South Korea's economic growth will fall by 0.6 percentage point if investment growth declines by 1 percentage point in China, the IMF said in its annual Article IV Consultation Staff Report for China.
The impact is significant for South Korea, along with countries like Taiwan and Malaysia, as these economies are more exposed to China's supply chain of electronics and machinery exports, it said.
Taiwan and Malaysia are estimated to suffer declines of 0.9 percentage point and 0.65 percentage point, respectively, from 1-percentage point decline in China's investment growth.
Meanwhile, Japan and Germany, both advanced economies that have less exposure to China's supply chain, are expected to see a drop of about 0.1 percentage point.
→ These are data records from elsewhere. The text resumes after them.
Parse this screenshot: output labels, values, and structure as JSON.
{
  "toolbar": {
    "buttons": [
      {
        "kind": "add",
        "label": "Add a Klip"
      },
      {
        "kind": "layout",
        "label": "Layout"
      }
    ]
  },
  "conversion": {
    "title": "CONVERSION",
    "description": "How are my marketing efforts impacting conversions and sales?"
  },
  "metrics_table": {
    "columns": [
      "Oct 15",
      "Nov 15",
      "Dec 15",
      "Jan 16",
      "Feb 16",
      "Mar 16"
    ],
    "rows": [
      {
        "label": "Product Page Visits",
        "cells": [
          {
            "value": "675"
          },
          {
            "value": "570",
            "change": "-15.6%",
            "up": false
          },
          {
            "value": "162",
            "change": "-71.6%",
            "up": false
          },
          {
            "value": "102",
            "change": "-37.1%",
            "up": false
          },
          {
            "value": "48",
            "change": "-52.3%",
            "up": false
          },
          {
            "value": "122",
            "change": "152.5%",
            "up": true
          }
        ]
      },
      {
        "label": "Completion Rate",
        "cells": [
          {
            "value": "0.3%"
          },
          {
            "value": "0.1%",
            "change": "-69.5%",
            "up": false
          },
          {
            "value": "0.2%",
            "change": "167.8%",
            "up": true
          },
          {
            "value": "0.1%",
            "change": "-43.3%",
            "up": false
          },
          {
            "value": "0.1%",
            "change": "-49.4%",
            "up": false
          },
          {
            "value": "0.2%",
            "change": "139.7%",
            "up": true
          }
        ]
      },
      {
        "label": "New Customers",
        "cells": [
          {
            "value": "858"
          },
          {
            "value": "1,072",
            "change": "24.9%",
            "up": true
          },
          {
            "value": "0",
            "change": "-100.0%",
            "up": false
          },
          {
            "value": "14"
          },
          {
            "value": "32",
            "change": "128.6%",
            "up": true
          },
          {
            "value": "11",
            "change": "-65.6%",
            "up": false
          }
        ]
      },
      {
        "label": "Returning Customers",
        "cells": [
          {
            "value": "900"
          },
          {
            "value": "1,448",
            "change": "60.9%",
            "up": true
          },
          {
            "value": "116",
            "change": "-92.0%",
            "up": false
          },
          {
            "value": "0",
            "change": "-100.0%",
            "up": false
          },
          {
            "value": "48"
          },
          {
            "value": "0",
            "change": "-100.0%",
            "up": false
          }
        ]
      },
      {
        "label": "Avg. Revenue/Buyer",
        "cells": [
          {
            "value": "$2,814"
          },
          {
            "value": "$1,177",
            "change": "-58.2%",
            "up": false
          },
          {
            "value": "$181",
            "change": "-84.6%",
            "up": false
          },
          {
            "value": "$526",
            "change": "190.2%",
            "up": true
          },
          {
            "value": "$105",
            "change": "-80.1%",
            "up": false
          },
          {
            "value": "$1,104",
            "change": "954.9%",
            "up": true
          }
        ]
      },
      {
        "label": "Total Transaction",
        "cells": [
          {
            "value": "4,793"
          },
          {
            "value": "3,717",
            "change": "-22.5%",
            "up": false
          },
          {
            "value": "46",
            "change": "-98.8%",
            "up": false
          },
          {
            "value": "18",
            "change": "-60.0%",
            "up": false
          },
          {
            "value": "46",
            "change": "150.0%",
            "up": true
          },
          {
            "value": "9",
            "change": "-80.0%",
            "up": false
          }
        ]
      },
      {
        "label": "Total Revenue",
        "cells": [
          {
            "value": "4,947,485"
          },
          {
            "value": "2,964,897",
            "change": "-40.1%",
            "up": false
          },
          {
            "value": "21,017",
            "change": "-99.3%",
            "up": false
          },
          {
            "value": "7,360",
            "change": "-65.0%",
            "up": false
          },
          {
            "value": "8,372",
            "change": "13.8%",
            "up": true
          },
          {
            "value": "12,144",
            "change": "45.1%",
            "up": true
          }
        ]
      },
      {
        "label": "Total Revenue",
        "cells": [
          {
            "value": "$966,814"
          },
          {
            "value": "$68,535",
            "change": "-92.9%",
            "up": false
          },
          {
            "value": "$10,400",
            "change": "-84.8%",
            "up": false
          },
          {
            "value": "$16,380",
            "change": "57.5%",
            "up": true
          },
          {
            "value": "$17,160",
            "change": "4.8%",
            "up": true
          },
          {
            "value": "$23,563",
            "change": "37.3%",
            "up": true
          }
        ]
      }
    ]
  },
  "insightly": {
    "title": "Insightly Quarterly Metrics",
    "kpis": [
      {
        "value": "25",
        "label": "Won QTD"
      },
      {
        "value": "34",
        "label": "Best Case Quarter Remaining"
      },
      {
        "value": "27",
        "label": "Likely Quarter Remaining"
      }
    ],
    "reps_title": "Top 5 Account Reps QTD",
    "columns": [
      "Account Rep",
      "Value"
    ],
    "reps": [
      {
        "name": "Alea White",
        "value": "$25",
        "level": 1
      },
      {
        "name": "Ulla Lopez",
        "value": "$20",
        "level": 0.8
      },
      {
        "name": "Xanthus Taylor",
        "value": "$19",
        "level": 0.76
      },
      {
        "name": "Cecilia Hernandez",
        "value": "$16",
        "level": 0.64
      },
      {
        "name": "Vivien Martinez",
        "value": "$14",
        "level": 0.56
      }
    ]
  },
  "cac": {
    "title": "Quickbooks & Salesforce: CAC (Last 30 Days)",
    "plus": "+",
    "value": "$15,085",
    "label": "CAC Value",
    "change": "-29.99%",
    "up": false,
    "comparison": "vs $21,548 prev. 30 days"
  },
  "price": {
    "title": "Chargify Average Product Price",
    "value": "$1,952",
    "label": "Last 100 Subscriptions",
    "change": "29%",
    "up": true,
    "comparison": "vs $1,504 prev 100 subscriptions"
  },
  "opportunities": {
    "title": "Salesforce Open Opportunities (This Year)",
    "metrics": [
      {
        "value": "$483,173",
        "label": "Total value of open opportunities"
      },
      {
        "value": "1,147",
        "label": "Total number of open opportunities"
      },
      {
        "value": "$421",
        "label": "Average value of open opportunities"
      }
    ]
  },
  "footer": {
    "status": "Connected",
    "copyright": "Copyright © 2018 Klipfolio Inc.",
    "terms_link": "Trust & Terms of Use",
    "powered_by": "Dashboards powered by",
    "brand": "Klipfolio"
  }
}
The IMF said the importance of Chinese investment to trading partners in its supply chain has grown substantially over the past decade, as China's growth model has become more reliant on investment.
Economies within China's supply chain, such as South Korea, Taiwan and Malaysia, are increasingly exposed to the risks from a deceleration in investment by China, it said.
The ratio of exports to China relative to Korea's GDP has more than tripled from less than 4 percent in 2001 and to 12 percent in 2011, the IMF report showed.
The Washington-based institution said China's major trading partners will share a negative shock, unless China successfully reduces its reliance on investment for the country's economic growth.
Investments, along with exports, have been the main driver of China's economic growth.
Many economic experts have been calling on China for years to adjust its economic structure by increasing domestic consumption and reducing investment.
They say a country's excessive reliance on investments can lead to problems of low investment efficiency and overcapacity.